We’ve done a proficient job of teaching our daughter some significant money lessons and we think she is going to do just fine when it comes to her future finances. There is little doubt, however, that if we read this book and implemented its strategies a decade ago, the journey would have been less turbulent. Our now six-year-old son will benefit from our newfound knowledge and renewed focus.
Initially, this article was intended to be a straightforward book review. I’d provide a brief summary of the book, highlight a few tid-bits of wisdom found inside, and let you know where you can learn more. But during my initial read-through, although I don’t think it was intended by the authors, the theme of legacy surfaced and remained at the forefront of my mind.
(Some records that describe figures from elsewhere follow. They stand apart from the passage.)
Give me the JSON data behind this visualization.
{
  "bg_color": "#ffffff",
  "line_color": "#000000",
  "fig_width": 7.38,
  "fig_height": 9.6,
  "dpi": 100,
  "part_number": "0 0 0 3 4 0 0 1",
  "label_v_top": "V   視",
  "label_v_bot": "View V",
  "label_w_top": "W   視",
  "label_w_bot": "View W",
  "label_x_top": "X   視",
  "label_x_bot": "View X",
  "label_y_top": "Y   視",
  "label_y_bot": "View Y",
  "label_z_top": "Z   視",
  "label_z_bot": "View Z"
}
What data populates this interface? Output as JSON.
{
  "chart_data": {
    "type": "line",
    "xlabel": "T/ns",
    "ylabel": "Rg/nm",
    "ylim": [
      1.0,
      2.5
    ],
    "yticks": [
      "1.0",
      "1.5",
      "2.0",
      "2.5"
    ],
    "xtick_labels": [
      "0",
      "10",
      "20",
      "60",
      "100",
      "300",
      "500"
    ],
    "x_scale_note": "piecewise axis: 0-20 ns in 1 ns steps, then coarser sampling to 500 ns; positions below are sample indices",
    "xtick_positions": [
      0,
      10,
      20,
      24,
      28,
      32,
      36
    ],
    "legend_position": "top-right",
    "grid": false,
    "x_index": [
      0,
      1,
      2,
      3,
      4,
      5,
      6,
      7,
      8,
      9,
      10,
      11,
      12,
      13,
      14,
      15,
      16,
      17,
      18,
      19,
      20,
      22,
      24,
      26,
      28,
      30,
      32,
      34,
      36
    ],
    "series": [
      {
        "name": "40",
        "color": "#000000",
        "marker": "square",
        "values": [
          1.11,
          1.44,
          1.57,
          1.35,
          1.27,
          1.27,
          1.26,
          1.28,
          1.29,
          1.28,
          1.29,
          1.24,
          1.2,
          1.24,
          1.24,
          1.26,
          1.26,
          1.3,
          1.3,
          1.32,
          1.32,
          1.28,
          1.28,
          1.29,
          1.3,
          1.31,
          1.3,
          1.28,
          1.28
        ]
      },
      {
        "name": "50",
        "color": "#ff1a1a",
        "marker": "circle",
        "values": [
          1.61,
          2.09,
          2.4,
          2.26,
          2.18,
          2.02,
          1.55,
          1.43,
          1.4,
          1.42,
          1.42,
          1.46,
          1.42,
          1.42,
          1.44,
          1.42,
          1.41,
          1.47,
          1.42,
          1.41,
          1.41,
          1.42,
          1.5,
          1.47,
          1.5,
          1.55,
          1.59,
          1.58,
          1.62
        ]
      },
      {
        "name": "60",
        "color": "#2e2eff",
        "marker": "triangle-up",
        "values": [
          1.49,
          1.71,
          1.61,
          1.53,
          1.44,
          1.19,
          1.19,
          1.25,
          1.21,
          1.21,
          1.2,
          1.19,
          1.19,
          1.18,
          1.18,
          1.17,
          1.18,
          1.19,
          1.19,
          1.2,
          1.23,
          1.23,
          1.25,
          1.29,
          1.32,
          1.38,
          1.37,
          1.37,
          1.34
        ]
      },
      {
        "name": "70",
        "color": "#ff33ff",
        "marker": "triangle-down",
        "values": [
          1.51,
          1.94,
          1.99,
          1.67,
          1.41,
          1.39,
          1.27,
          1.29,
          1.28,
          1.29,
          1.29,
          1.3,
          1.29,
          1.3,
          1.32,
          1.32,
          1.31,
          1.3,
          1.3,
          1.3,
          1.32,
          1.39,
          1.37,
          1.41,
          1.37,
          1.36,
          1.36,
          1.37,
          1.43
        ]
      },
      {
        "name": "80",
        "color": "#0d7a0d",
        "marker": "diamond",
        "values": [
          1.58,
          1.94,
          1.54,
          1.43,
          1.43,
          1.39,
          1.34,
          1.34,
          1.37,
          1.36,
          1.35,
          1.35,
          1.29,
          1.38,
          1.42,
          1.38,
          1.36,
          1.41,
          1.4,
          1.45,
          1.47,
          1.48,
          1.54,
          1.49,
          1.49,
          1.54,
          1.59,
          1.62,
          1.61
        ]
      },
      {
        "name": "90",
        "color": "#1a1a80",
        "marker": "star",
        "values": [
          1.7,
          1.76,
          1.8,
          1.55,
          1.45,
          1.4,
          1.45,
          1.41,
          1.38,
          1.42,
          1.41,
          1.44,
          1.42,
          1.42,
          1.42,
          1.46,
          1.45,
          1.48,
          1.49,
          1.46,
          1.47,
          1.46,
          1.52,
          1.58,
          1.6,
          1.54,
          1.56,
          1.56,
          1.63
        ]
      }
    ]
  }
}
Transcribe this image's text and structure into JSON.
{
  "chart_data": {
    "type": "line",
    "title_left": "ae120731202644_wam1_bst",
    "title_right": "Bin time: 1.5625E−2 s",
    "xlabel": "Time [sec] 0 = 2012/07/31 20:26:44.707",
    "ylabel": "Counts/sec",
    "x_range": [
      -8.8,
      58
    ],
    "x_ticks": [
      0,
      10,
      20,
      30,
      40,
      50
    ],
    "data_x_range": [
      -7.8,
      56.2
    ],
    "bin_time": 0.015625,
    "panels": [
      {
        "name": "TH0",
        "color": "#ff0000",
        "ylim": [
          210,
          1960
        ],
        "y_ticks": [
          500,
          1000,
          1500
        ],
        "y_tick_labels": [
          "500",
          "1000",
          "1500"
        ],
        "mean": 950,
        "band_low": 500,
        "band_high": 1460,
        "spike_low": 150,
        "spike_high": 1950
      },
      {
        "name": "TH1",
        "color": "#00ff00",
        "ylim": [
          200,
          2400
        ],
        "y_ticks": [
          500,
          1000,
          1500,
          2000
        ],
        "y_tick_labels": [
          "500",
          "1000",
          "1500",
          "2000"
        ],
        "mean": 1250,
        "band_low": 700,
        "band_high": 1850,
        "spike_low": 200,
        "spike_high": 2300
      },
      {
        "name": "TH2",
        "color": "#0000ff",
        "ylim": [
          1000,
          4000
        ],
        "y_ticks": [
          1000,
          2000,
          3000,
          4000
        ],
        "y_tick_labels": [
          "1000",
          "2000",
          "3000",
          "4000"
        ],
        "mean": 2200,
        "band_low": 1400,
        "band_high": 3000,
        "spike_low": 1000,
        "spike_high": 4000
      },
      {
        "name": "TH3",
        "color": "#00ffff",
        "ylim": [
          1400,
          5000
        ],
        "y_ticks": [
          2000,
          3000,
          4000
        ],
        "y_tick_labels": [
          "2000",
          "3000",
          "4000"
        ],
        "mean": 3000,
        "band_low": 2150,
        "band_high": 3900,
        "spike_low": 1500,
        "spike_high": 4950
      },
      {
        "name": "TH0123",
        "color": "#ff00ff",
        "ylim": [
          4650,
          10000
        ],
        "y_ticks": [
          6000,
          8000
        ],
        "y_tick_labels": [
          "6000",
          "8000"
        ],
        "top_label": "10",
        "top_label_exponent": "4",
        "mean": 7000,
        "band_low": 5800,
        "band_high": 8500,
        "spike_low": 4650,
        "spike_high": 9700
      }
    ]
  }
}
Leaving behind wealth in order to provide security for future generations is a commendable goal. But what about all of the building blocks that created that wealth? Wealth is usually the result of education, planning, focused work, critical thought, and constant reflection. These are the skills Doug and Marge helped Carol develop over the course of a few decades. These are the skills that will help ensure wealth and legacy will last for generations to come. This book has inspired me to refocus on our children’s relationship with money and our relationship with each other.